Creating a 300-bed hospital in our Exhibition and Conference Centre (ECC) has been no mean feat, but when we were approached by the NHS, it was a very easy decision for us to offer everything we could to help. Along with many universities, UWE Bristol has a very long history of being embedded in its local community, and if this pandemic has taught us anything, it’s the importance of community support and collaboration to tackle the unprecedented situation we find ourselves in. Universities are uniquely placed to help in the current crisis, so we knew that no matter how complex the creation of this hospital would be, we were ready to get involved.
Although the prospect of having a fully operational intensive care bed hospital on our campus has been daunting at times, the reality of the construction has been remarkably smooth. I have been on the project from the outset with fantastic colleagues at all levels and disciplines playing their part in delivering this facility. Our collective effort has given hope to NHS frontline staff, and the hospital is now ready if needed to treat the sickest patients battling COVID-19.
We were first approached in late March, when a team from land surveyors CBRE, the NHS, plus the Army Logistics team, arrived onto campus to survey the ECC and surrounding area. A project team was established and after that things began to move extremely quickly, with a full project Board established two days later and increasing numbers of Kier, NHS and contractor staff arriving on site.
We collaborated with the NHS and Kier leads from the very beginning, which was essential as there was an ambitious 15 day build plan to deliver 300 fully ventilated beds in one building – one that is usually put to use for everything from student exams to events to weddings, so it has been incredible to witness how it has been turned into such a different facility.
For me, one of the most important aspects of this whole project has been ensuring that we are not simply a geographical location for the hospital but a partner in this endeavour, consistently looking for new ways to support and adapt to having this facility on campus. To that end, we provided a bespoke 2 day training programme for volunteers to be able to work safely in the Nightingale which was designed and delivered for over 350 people over the Easter break, and UWE Bristol Academic and Technical Teams also started to train clinical leads and staff in the Nightingale protocols. We have been providing 1000s of litres of disinfectant and hand gel to the site, GP, practices, pharmacies and even the local businesses such as Rolls Royce and Airbus to keep the economy moving, and now we have begun making face visors in the Bristol Robotics Laboratory.
For now, the hospital stands ready if required, and the NHS continue to have our full support. Following the official opening of the hospital last week, we are now working very closely with NHS colleagues across the region to determine how the facility might change and adapt as the disease progresses and clinical needs change.

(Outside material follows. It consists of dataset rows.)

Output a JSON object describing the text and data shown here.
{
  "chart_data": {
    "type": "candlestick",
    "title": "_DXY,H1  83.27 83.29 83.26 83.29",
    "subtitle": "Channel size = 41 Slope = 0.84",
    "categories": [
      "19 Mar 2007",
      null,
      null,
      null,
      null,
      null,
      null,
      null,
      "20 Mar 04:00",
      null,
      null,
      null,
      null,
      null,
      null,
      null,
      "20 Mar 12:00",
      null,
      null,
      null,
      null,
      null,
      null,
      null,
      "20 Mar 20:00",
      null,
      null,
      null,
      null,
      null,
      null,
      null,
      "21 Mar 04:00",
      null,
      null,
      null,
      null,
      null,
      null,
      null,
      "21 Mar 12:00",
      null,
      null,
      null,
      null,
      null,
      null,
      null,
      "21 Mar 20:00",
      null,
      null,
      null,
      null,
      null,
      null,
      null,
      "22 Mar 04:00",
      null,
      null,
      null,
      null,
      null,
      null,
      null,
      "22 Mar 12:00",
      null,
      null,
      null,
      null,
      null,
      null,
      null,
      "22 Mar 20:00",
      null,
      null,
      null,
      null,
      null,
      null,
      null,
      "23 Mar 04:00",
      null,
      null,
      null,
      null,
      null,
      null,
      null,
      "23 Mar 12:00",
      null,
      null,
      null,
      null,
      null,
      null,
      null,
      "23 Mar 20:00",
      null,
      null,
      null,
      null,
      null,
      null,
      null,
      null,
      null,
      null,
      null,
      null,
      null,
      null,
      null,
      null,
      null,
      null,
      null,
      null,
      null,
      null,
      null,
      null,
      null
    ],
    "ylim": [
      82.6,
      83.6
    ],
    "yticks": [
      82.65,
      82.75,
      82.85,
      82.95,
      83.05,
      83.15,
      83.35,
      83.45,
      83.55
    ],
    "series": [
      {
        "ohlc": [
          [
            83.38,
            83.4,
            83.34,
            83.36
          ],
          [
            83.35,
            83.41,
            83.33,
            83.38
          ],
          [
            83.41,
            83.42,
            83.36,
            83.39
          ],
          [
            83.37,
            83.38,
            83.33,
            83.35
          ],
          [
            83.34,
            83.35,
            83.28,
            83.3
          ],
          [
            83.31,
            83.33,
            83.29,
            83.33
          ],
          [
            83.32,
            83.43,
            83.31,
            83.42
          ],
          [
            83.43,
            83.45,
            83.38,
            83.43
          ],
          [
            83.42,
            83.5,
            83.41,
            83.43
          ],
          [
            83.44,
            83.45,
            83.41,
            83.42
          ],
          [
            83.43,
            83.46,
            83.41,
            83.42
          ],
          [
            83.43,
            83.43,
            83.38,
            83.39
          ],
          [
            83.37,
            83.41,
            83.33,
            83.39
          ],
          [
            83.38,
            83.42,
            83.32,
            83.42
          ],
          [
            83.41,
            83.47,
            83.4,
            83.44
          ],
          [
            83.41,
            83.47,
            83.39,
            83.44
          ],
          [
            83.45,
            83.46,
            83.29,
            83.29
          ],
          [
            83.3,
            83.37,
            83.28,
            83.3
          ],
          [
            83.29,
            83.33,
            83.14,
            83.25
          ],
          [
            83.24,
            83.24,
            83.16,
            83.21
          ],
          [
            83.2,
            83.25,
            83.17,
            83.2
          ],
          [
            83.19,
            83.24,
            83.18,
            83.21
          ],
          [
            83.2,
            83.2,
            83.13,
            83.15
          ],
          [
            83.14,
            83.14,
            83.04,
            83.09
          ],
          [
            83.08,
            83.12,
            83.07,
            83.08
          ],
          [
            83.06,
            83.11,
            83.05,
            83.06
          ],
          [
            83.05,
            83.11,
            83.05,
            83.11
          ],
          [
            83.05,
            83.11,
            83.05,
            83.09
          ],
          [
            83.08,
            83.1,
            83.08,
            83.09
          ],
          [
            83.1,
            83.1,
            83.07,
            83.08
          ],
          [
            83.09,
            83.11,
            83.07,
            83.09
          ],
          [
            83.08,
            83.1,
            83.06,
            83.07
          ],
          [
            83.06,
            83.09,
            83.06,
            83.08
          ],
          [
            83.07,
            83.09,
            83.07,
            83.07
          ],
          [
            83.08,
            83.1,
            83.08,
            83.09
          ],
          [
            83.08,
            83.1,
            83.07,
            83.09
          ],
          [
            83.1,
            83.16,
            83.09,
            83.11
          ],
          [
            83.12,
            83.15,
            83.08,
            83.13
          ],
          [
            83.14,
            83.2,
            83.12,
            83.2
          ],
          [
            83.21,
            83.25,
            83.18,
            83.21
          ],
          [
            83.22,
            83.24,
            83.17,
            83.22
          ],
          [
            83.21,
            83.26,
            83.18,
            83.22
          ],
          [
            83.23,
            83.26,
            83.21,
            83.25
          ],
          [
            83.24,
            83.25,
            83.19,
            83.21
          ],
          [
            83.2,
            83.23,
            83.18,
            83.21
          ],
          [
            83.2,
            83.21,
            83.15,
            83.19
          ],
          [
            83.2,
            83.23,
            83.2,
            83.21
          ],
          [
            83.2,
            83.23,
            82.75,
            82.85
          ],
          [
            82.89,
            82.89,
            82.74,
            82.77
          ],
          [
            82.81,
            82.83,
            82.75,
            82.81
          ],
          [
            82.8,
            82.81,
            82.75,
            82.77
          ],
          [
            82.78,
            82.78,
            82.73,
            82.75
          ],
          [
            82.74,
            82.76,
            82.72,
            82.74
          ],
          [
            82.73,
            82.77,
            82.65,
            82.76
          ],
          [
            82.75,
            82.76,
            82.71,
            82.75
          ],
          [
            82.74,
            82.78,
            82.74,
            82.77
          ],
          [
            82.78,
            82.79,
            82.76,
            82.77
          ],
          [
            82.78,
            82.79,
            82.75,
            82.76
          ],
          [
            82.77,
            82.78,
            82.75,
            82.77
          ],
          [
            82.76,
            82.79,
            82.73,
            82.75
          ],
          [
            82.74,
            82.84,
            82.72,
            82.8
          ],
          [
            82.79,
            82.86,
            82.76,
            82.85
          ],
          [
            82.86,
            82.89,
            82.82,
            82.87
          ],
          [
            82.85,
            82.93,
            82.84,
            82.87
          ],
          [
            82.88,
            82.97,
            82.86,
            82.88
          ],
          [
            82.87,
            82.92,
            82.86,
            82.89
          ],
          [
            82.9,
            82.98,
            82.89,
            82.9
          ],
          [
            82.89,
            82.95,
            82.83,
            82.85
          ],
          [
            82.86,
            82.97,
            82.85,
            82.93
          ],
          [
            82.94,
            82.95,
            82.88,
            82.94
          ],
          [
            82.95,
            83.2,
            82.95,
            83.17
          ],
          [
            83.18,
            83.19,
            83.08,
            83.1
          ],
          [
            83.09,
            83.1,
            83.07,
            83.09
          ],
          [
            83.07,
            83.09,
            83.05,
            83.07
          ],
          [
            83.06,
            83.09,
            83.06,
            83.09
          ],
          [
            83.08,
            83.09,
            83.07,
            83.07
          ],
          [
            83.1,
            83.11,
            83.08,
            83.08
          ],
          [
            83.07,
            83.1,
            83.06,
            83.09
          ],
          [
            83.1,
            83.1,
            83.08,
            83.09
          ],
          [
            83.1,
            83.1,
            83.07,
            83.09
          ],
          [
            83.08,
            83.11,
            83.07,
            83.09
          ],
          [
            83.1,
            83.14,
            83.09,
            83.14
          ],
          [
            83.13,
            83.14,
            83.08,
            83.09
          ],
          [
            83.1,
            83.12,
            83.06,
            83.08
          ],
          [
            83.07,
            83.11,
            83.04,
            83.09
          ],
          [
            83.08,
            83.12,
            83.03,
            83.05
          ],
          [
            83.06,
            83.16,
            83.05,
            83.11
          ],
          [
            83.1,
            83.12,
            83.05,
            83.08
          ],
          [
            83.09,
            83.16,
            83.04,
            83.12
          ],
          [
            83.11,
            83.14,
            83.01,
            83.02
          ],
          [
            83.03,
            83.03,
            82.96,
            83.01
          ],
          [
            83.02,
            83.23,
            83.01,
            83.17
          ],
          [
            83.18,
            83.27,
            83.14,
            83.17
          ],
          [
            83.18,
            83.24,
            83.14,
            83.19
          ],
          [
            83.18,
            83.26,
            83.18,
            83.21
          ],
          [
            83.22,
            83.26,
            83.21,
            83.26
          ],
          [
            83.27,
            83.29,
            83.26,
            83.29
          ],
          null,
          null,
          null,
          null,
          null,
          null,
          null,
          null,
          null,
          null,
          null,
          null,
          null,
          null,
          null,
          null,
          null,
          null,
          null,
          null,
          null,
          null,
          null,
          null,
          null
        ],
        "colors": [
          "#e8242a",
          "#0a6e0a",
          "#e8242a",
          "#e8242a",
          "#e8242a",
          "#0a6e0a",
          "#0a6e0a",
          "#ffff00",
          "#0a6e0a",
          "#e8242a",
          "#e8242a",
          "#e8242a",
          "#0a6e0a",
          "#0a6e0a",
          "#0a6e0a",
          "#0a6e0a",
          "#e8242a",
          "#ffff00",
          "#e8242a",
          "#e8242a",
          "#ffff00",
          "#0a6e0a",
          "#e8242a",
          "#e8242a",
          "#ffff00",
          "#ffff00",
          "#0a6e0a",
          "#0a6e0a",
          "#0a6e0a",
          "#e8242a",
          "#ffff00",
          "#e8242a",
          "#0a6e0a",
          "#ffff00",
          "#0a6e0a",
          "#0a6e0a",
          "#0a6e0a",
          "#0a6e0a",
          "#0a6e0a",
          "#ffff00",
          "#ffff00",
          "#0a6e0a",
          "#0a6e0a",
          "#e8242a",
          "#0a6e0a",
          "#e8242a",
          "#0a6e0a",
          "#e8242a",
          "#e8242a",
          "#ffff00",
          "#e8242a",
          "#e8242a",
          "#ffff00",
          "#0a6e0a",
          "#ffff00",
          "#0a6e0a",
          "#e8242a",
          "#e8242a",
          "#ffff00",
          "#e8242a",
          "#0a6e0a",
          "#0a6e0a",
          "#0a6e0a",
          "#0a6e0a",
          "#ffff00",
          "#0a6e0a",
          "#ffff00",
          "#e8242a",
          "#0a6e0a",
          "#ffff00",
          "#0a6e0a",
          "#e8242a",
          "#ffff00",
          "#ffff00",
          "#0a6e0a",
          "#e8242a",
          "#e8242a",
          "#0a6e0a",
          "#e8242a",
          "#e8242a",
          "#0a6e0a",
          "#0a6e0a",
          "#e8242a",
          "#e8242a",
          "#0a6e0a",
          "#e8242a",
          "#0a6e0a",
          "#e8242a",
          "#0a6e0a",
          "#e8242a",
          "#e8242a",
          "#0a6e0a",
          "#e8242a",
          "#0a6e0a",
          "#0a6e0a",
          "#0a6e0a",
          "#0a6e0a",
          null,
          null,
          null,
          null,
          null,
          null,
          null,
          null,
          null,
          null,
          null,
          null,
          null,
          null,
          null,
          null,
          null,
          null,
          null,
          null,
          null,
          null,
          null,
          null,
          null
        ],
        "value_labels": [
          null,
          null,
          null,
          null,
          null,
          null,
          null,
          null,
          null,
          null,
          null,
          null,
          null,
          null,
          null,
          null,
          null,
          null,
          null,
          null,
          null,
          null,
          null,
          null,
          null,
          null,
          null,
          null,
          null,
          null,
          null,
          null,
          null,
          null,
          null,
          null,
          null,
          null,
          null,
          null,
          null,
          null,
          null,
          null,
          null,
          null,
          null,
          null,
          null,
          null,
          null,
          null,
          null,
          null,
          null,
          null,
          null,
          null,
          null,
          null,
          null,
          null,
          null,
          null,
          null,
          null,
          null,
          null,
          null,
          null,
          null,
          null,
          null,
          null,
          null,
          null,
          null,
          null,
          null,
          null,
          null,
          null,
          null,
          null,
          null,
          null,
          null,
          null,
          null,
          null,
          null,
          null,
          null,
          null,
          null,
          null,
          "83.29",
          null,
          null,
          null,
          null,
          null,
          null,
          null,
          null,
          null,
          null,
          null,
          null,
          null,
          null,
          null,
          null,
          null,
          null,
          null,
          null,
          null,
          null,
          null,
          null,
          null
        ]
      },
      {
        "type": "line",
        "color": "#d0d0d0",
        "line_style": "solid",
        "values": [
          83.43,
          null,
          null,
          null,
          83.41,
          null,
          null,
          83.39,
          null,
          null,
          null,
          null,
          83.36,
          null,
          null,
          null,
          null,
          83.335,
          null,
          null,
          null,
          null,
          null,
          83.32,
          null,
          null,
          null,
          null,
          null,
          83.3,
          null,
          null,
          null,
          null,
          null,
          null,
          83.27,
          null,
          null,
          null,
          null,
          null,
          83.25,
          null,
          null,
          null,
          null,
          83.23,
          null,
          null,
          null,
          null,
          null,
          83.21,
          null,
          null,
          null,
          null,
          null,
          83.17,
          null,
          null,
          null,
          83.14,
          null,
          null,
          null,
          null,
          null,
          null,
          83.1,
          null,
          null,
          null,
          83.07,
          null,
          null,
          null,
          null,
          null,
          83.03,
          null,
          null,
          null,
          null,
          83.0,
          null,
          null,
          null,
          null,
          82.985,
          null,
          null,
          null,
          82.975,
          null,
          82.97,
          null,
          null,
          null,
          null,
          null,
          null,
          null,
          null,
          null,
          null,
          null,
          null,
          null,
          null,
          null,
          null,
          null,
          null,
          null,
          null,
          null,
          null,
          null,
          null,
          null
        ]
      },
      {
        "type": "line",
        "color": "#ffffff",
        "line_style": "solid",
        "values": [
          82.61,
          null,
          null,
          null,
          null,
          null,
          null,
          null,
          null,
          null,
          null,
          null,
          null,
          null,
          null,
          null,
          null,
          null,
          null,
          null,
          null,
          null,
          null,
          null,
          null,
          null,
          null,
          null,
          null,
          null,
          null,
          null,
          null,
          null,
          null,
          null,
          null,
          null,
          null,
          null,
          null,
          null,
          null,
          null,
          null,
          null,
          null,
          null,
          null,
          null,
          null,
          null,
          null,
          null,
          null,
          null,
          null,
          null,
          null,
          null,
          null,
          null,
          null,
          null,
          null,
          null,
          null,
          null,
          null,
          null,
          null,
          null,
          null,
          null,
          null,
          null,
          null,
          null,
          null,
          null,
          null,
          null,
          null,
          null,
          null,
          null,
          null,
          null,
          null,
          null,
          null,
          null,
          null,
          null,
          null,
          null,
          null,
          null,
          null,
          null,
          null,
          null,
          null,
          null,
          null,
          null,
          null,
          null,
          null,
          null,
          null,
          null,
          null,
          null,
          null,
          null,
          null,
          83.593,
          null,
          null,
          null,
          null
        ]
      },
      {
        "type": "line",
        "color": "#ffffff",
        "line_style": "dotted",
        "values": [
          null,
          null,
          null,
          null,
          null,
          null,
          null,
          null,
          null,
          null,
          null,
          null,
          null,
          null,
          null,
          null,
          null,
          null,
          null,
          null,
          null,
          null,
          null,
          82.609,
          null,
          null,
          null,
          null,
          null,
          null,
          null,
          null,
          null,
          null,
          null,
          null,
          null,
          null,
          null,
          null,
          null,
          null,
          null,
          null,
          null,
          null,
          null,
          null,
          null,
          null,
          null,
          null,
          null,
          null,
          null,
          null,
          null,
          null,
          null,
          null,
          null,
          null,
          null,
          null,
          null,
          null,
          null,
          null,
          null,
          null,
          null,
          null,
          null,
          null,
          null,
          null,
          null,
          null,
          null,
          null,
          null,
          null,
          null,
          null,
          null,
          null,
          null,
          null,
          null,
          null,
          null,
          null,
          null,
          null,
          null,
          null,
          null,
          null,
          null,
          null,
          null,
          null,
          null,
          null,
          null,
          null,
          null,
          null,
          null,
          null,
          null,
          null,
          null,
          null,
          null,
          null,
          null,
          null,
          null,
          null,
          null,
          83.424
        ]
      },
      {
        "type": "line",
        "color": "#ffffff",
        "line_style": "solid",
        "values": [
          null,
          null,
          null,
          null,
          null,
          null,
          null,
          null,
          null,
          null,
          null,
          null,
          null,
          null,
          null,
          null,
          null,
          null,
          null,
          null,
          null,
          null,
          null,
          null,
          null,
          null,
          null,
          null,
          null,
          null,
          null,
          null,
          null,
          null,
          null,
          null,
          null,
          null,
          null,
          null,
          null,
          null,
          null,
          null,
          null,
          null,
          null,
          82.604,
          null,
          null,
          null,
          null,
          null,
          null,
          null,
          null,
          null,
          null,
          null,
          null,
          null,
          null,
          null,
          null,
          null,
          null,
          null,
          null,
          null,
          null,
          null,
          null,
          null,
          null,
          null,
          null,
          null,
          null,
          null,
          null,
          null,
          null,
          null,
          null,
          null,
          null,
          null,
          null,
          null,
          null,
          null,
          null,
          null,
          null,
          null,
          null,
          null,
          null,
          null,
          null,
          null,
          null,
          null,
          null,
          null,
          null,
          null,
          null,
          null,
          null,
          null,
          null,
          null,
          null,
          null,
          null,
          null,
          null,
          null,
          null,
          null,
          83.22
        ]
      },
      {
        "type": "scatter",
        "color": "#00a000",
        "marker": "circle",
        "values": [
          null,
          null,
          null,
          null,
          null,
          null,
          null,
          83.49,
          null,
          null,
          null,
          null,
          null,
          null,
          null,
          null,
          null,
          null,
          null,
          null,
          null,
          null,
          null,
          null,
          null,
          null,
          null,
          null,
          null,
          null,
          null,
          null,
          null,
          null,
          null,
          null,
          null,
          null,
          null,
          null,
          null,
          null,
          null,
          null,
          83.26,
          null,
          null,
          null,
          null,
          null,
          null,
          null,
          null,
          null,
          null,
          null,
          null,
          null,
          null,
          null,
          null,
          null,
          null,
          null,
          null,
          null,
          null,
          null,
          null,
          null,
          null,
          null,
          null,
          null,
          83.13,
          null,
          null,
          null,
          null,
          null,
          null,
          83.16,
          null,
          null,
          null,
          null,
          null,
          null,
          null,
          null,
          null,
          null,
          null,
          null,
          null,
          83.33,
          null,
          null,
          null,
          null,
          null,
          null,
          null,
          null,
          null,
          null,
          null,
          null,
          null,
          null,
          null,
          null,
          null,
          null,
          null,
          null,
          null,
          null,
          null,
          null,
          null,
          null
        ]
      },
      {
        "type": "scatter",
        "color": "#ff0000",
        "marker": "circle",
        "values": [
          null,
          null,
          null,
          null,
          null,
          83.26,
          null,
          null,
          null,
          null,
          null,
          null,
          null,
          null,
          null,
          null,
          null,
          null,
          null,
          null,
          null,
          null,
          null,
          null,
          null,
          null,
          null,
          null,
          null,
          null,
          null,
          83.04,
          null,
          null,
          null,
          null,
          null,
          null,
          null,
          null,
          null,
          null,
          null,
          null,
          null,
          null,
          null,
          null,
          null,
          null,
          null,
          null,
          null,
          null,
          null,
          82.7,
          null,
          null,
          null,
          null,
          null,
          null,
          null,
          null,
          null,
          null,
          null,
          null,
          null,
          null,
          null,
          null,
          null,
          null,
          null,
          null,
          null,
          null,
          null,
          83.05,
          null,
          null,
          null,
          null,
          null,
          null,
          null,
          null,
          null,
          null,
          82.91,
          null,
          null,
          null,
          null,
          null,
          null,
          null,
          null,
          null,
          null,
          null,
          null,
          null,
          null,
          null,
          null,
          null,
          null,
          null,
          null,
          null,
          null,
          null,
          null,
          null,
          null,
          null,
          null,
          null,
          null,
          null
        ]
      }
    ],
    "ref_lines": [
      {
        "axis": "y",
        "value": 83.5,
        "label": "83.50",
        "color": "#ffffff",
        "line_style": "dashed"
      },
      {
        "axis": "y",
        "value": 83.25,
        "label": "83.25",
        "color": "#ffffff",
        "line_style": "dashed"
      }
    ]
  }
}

The fact that we are host to such an important part of the UK’s fight against COVID-19 is a source of great pride to our staff and students. While having a hospital spring up in the space of two weeks across from my office is not something I could ever have predicted at the start of the year, everyone here has risen to the challenge with all the energy, willingness to collaborate and community spirit I’ve come to expect from our students and staff. This is us at our best, and demonstrates how we and the higher education sector can play such a vital role in the current pandemic.